Genrietta Iosifovna Raitsykh

This is my mom, Genrietta Iosifovna Raitsykh. The photo was taken in Baku in 1930. By finishing the seventh grade of a comprehensive school and simultaniously doing ballet, she aspired to move to Leningrad, for a serious study of choreography.
The aspiration of my mom was supported by grandmother Sarra, who always wanted to live in the northern capital of Russia. She insisted that Grandfather Iosif also support their aspiration and go with them, although Granddad was a real patriot of Baku, and it was hard for him to tear off his ties with Azerbaijan.
Departure to Leningrad opened the road to a real artistic career for my mother.

My mother was born in the city of Baku in 1918. Mom was brought up by a nanny in Baku. When she was a small girl, she went to the synagogue with her grandfather Lazar Grigorievich, and her schoolmates used to make fun of her, and she was even criticized somewhere in a newspaper: they wrote that ‘Rita wears a pioneer tie, but visits a synagogue with her grandfather.’

The Raitsykh family lived in a good apartment in Gimnazicheskaya Street in Baku. That was a very decent house. There were seven or eight rooms in their apartment.
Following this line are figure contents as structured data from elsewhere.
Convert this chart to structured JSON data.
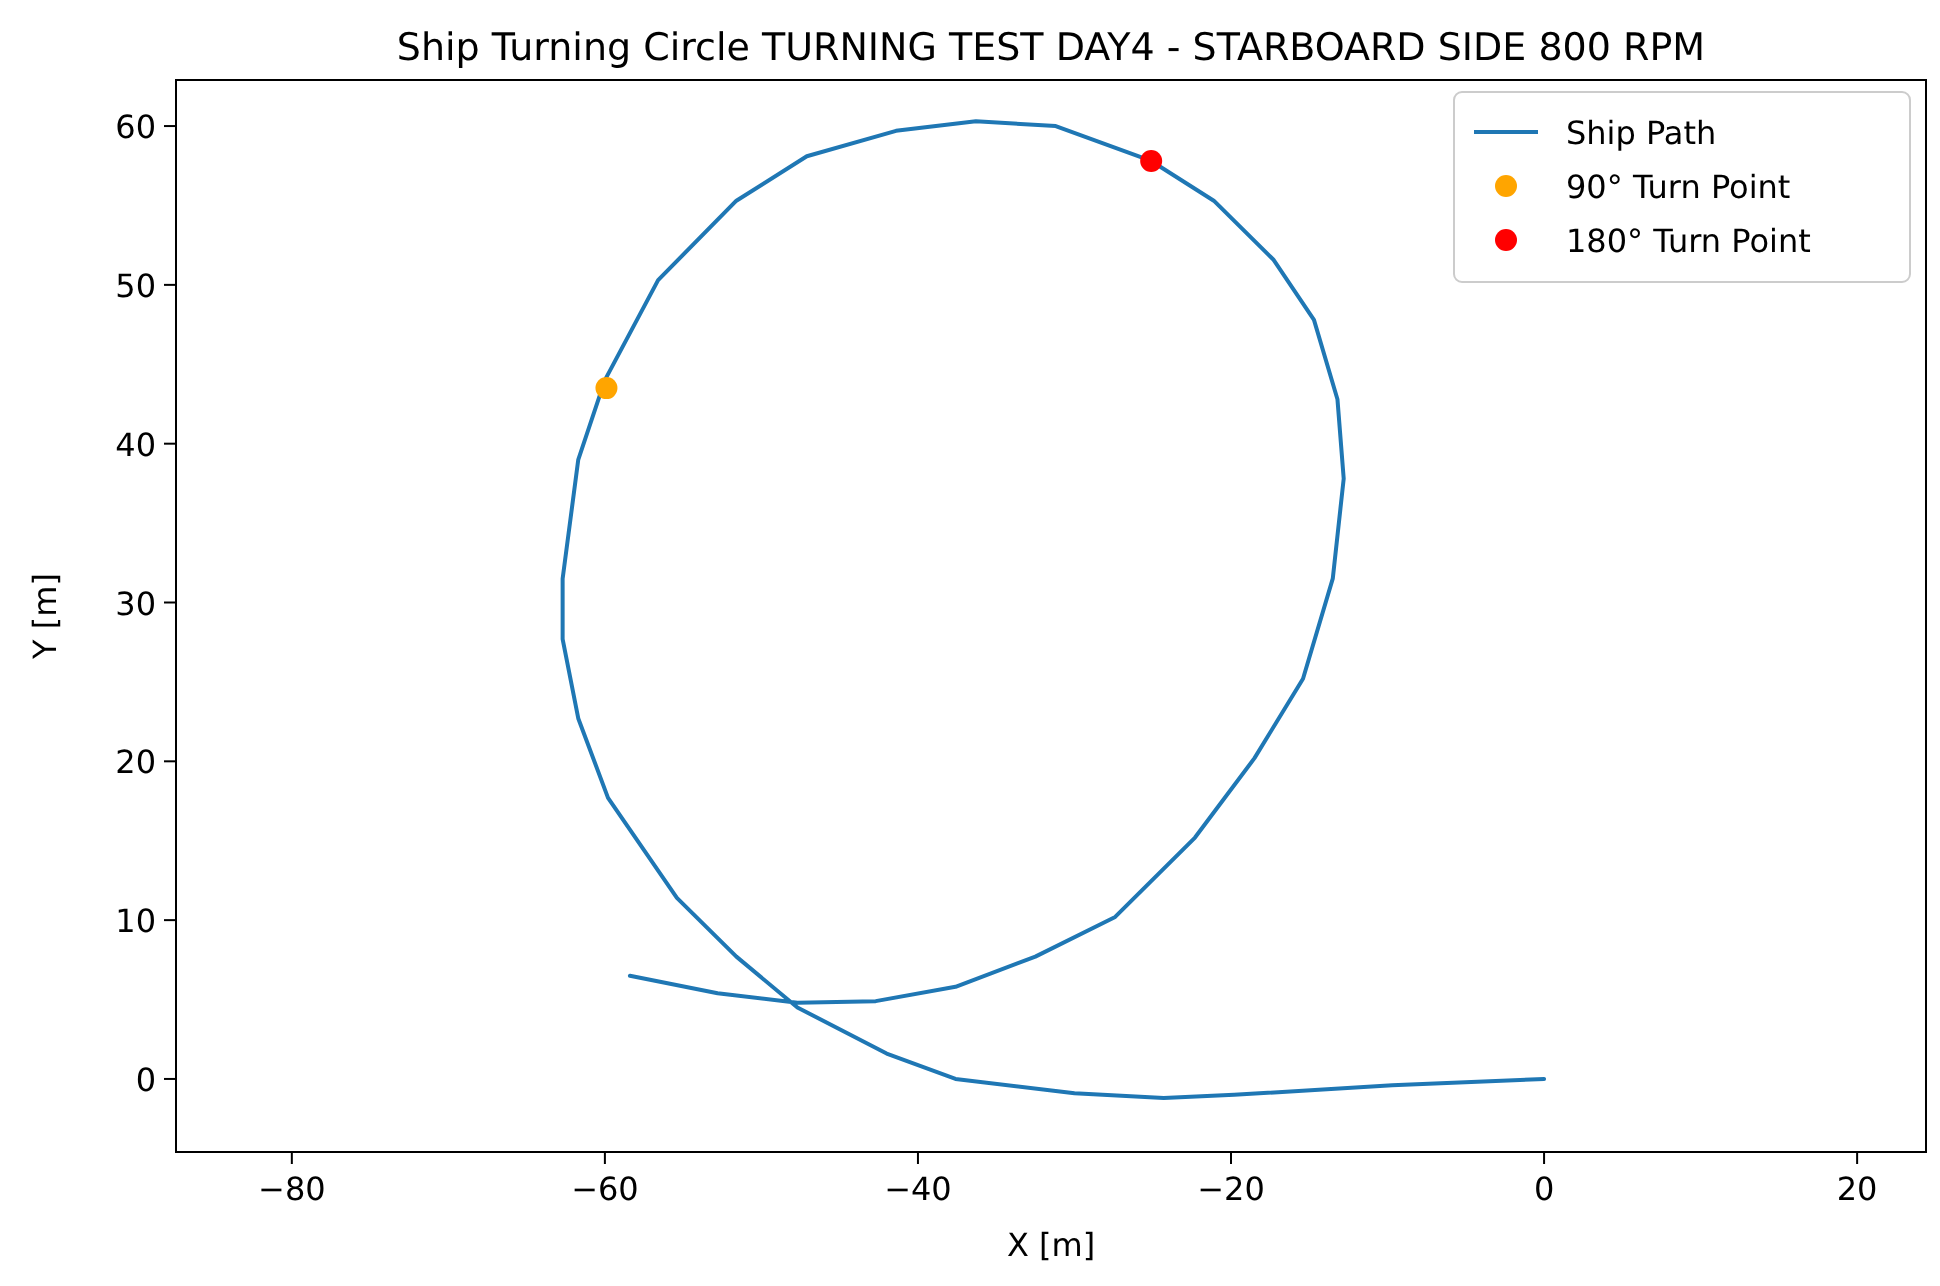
{
  "chart_data": {
    "type": "line",
    "title": "Ship Turning Circle TURNING TEST DAY4 - STARBOARD SIDE 800 RPM",
    "xlabel": "X [m]",
    "ylabel": "Y [m]",
    "xlim": [
      -87.4,
      24.4
    ],
    "ylim": [
      -4.6,
      62.9
    ],
    "xticks": [
      {
        "value": -80,
        "label": "−80"
      },
      {
        "value": -60,
        "label": "−60"
      },
      {
        "value": -40,
        "label": "−40"
      },
      {
        "value": -20,
        "label": "−20"
      },
      0,
      20
    ],
    "yticks": [
      0,
      10,
      20,
      30,
      40,
      50,
      60
    ],
    "grid": false,
    "legend": "top right",
    "series": [
      {
        "name": "Ship Path",
        "color": "#1f77b4",
        "marker": "none",
        "line_style": "solid",
        "x": [
          0,
          -9.7,
          -19.8,
          -24.3,
          -30,
          -37.6,
          -42,
          -47.7,
          -51.6,
          -55.4,
          -59.8,
          -61.7,
          -62.7,
          -62.7,
          -61.7,
          -60,
          -56.6,
          -51.6,
          -47.1,
          -41.4,
          -36.3,
          -31.2,
          -25.1,
          -21.1,
          -17.3,
          -14.7,
          -13.2,
          -12.8,
          -13.5,
          -15.4,
          -18.5,
          -22.3,
          -27.4,
          -32.5,
          -37.6,
          -42.7,
          -47.7,
          -52.8,
          -58.4
        ],
        "values": [
          0,
          -0.4,
          -1.0,
          -1.2,
          -0.9,
          0,
          1.6,
          4.5,
          7.7,
          11.4,
          17.7,
          22.7,
          27.7,
          31.5,
          39,
          44,
          50.3,
          55.3,
          58.1,
          59.7,
          60.3,
          60,
          57.8,
          55.3,
          51.6,
          47.8,
          42.8,
          37.8,
          31.5,
          25.2,
          20.2,
          15.2,
          10.2,
          7.7,
          5.8,
          4.9,
          4.8,
          5.4,
          6.5
        ]
      },
      {
        "name": "90° Turn Point",
        "type": "scatter",
        "color": "#ffa500",
        "marker": "circle",
        "x": [
          -59.9
        ],
        "values": [
          43.5
        ]
      },
      {
        "name": "180° Turn Point",
        "type": "scatter",
        "color": "#ff0000",
        "marker": "circle",
        "x": [
          -25.1
        ],
        "values": [
          57.8
        ]
      }
    ]
  }
}
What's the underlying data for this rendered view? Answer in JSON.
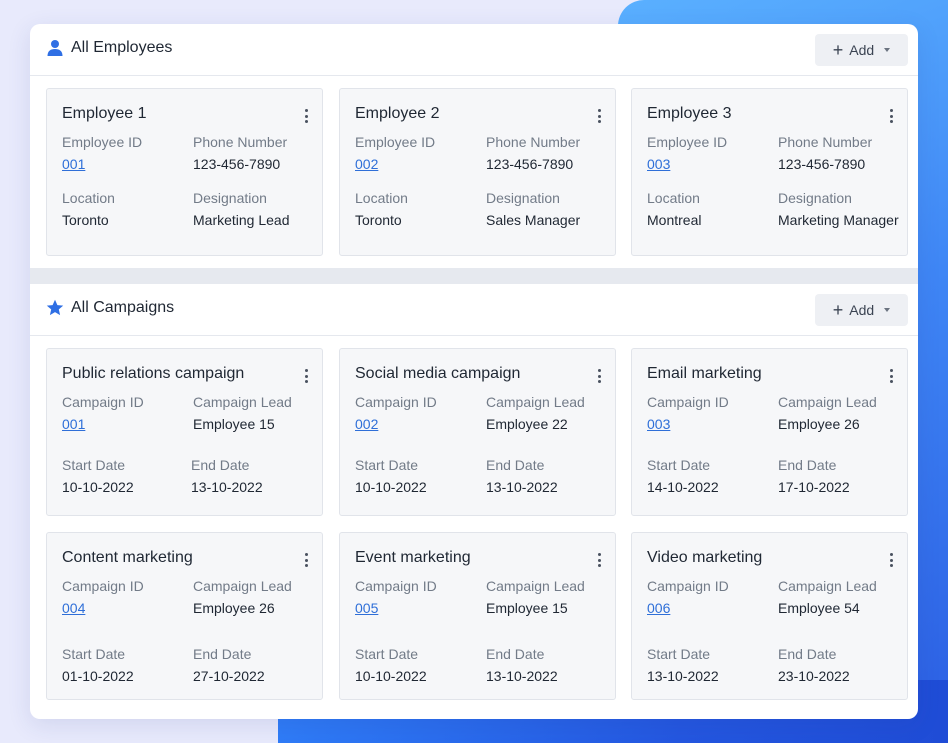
{
  "employees_section": {
    "title": "All Employees",
    "icon": "user-icon",
    "add_label": "Add",
    "cards": [
      {
        "name": "Employee 1",
        "id_label": "Employee ID",
        "id": "001",
        "phone_label": "Phone Number",
        "phone": "123-456-7890",
        "location_label": "Location",
        "location": "Toronto",
        "designation_label": "Designation",
        "designation": "Marketing Lead"
      },
      {
        "name": "Employee 2",
        "id_label": "Employee ID",
        "id": "002",
        "phone_label": "Phone Number",
        "phone": "123-456-7890",
        "location_label": "Location",
        "location": "Toronto",
        "designation_label": "Designation",
        "designation": "Sales Manager"
      },
      {
        "name": "Employee 3",
        "id_label": "Employee ID",
        "id": "003",
        "phone_label": "Phone Number",
        "phone": "123-456-7890",
        "location_label": "Location",
        "location": "Montreal",
        "designation_label": "Designation",
        "designation": "Marketing Manager"
      }
    ]
  },
  "campaigns_section": {
    "title": "All Campaigns",
    "icon": "star-icon",
    "add_label": "Add",
    "cards": [
      {
        "name": "Public relations campaign",
        "id_label": "Campaign ID",
        "id": "001",
        "lead_label": "Campaign Lead",
        "lead": "Employee 15",
        "start_label": "Start Date",
        "start": "10-10-2022",
        "end_label": "End Date",
        "end": "13-10-2022"
      },
      {
        "name": "Social media campaign",
        "id_label": "Campaign ID",
        "id": "002",
        "lead_label": "Campaign Lead",
        "lead": "Employee 22",
        "start_label": "Start Date",
        "start": "10-10-2022",
        "end_label": "End Date",
        "end": "13-10-2022"
      },
      {
        "name": "Email marketing",
        "id_label": "Campaign ID",
        "id": "003",
        "lead_label": "Campaign Lead",
        "lead": "Employee 26",
        "start_label": "Start Date",
        "start": "14-10-2022",
        "end_label": "End Date",
        "end": "17-10-2022"
      },
      {
        "name": "Content marketing",
        "id_label": "Campaign ID",
        "id": "004",
        "lead_label": "Campaign Lead",
        "lead": "Employee 26",
        "start_label": "Start Date",
        "start": "01-10-2022",
        "end_label": "End Date",
        "end": "27-10-2022"
      },
      {
        "name": "Event marketing",
        "id_label": "Campaign ID",
        "id": "005",
        "lead_label": "Campaign Lead",
        "lead": "Employee 15",
        "start_label": "Start Date",
        "start": "10-10-2022",
        "end_label": "End Date",
        "end": "13-10-2022"
      },
      {
        "name": "Video marketing",
        "id_label": "Campaign ID",
        "id": "006",
        "lead_label": "Campaign Lead",
        "lead": "Employee 54",
        "start_label": "Start Date",
        "start": "13-10-2022",
        "end_label": "End Date",
        "end": "23-10-2022"
      }
    ]
  },
  "colors": {
    "accent": "#2f6fd8",
    "icon_blue": "#2f6fe4",
    "card_bg": "#f6f7f9"
  }
}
There was an ice-box, a special room for storing food products, because it was very hot in Baku. They had ice brought especially for that purpose. The big family of Raitsykh in Baku consisted of my great-grandfather and great-grandmother Lazar Grigorievich and Hanna Iosifovna Raitsykh, my grandfather Iosif Lazarevich Raitsykh, his wife Sara Yankelevna and their daughter Genrietta Iosifovna.
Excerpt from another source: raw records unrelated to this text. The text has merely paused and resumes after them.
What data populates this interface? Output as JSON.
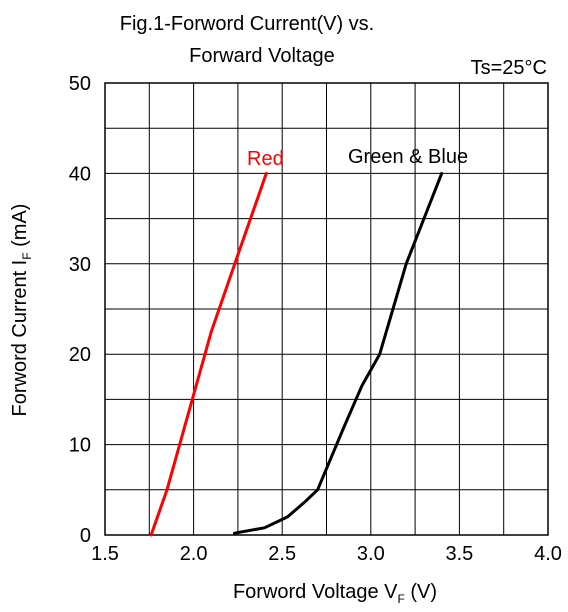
{
  "chart_data": {
    "type": "line",
    "title_line1": "Fig.1-Forword Current(V) vs.",
    "title_line2": "Forward Voltage",
    "condition": "Ts=25°C",
    "xlabel": {
      "main": "Forword Voltage V",
      "sub": "F",
      "unit": " (V)"
    },
    "ylabel": {
      "main": "Forword Current I",
      "sub": "F",
      "unit": "  (mA)"
    },
    "xlim": [
      1.5,
      4.0
    ],
    "ylim": [
      0,
      50
    ],
    "xticks": [
      "1.5",
      "2.0",
      "2.5",
      "3.0",
      "3.5",
      "4.0"
    ],
    "yticks": [
      "0",
      "10",
      "20",
      "30",
      "40",
      "50"
    ],
    "grid": true,
    "series": [
      {
        "name": "Red",
        "color": "#ff0000",
        "points": [
          [
            1.76,
            0
          ],
          [
            1.85,
            5
          ],
          [
            1.95,
            12
          ],
          [
            2.1,
            22.5
          ],
          [
            2.25,
            31
          ],
          [
            2.41,
            40
          ]
        ]
      },
      {
        "name": "Green & Blue",
        "color": "#000000",
        "points": [
          [
            2.23,
            0.2
          ],
          [
            2.4,
            0.8
          ],
          [
            2.53,
            2
          ],
          [
            2.63,
            3.7
          ],
          [
            2.7,
            5
          ],
          [
            2.85,
            12
          ],
          [
            2.95,
            16.5
          ],
          [
            3.05,
            20
          ],
          [
            3.2,
            30
          ],
          [
            3.4,
            40
          ]
        ]
      }
    ]
  }
}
By 1932, Mom had moved with her family to Leningrad, and began to study ballet dancing. I don’t remember the surname of her teacher in Baku, but I know that there was a school there that provided choreographic training. However, the Baku level of preparation was absolutely insufficient to enter a ballet school in Leningrad. Mom entered a choreographic school, but received a bad mark for technical merit, and a good mark for artistic abilities. My mother always worshipped Ulanova, she was the only standard for her in arts, because Ulanova was more than simply a ballet dancer. She was an artistic phenomenon that had an international significance, and that phenomenon had its roots here in Leningrad.